DonAnthony 9 years, 10 months ago
News stories lead to a disproportionate and unreasonable fear about flying. I like most people have it to a certain extent, so I can empathize. However, the odds of dying in a plane crash are 11 million to 1. You have a far greater chance of being struck by lightning than dying in a crash. So say a prayer as I do, and Godspeed. A ship is safe in a harbour but that is not what ships were made for. http://theweek.com/article/index/246552…
TruthHurts 9 years, 9 months ago
@DonAnthony
I agree! AVIDREADER needs to stop. The Bahamas is a small place, it is not hard for a local/foreign pilot to build the very same skills and credentials as the Bahamasair pilots over the years. So what they're saying is not a valid argument to keep Bahamasair operational. The deficit we face as a country because of it is more important at this time and where our focus should lie.
bimjim 9 years, 10 months ago
Whether you agree with me or not, the fact remains that the politicians - in particular the DPM - are attacking YOUR basic human rights, including YOUR right to take industrial action. And please remember that industrial action has no value if it is performed at the most convenient point iof time for the employer. --- So keep kicking the pilots, agree with the politicians, and one of theses days it will be YOUR job they are outsourcing or making you work six days a week. --- As I have said here before, the pilots did not just walk off the job, they must have had a reason. And if you keep blaming the pilots you will be allowing an incompetent management to get away - yet again - with causing a disruption and shifting the blame elsewhere. --- How did the pilots get such high salaries? Perhaps by negotiating professionally with incompetent managers? ALL unions, no matter what area, do the best they can for their members - nurses, pilots, labourers, dock workers, no matter who - and if they could get a million dollars a year for any or all of them then it is the MANAGEMENT who is to blame, not the uinion or employees.

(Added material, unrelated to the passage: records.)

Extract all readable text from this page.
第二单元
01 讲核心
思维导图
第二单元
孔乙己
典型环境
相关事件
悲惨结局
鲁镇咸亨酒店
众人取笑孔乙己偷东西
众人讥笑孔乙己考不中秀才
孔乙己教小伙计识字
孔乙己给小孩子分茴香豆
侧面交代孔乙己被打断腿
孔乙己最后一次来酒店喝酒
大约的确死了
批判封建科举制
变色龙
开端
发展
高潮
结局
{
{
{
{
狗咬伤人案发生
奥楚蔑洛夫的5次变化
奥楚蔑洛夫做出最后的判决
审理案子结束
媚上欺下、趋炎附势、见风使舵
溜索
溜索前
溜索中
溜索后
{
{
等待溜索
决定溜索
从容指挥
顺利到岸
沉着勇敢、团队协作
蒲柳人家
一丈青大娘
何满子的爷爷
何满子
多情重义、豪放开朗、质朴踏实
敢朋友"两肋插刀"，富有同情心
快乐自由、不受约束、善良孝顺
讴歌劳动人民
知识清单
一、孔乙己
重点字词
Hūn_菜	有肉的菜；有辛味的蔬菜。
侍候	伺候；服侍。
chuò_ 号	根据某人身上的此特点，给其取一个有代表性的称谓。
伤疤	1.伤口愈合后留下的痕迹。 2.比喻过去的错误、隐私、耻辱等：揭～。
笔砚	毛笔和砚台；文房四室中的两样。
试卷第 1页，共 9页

GrassRoot 9 years, 10 months ago
The point is that what the pilots did before Xmas was not a form of an industrial action, albeit they clearly had the intent to get higher compensations through their inactions. It was and believe me I have a hard time to agree with the DPM - corporate sabotage. it was childish, short sighted and legally questionable. exactly for that the pilots should be held accountable. That does not discharge the management of Bahamasair and does not make the political decisions around Bahamasair any better.
TruthHurts 9 years, 9 months ago
The orignal poster needs to realize that the public (apart from close relatives and friends of the pilots themselves) will never sympathize with the actions of the pilots. It's greed at its finest! Plain and Simple!
People make mistakes, and if the pilots would just admit to that I'm sure the Bahamian Public would not be so harsh and uncaring to their woes. But they are holding steadfast to this farce of a reasoning to justify what they did.
duppyVAT 9 years, 10 months ago
Bahamasair needs to be dismantled, reengineered and reinvented as a tourist carrier .... not a domestic carrier to the Family Islands. But the present public ownership model must go!!!!!!!!!
GrassRoot 9 years, 10 months ago
agreed. safety concerns, operating concerns, maintenance concern can be easily managed via a good agreement with the operators.
USAhelp 9 years, 10 months ago
Would be better off subsidizing a US airline to take over all the routes. Let these pilots work for a real public company.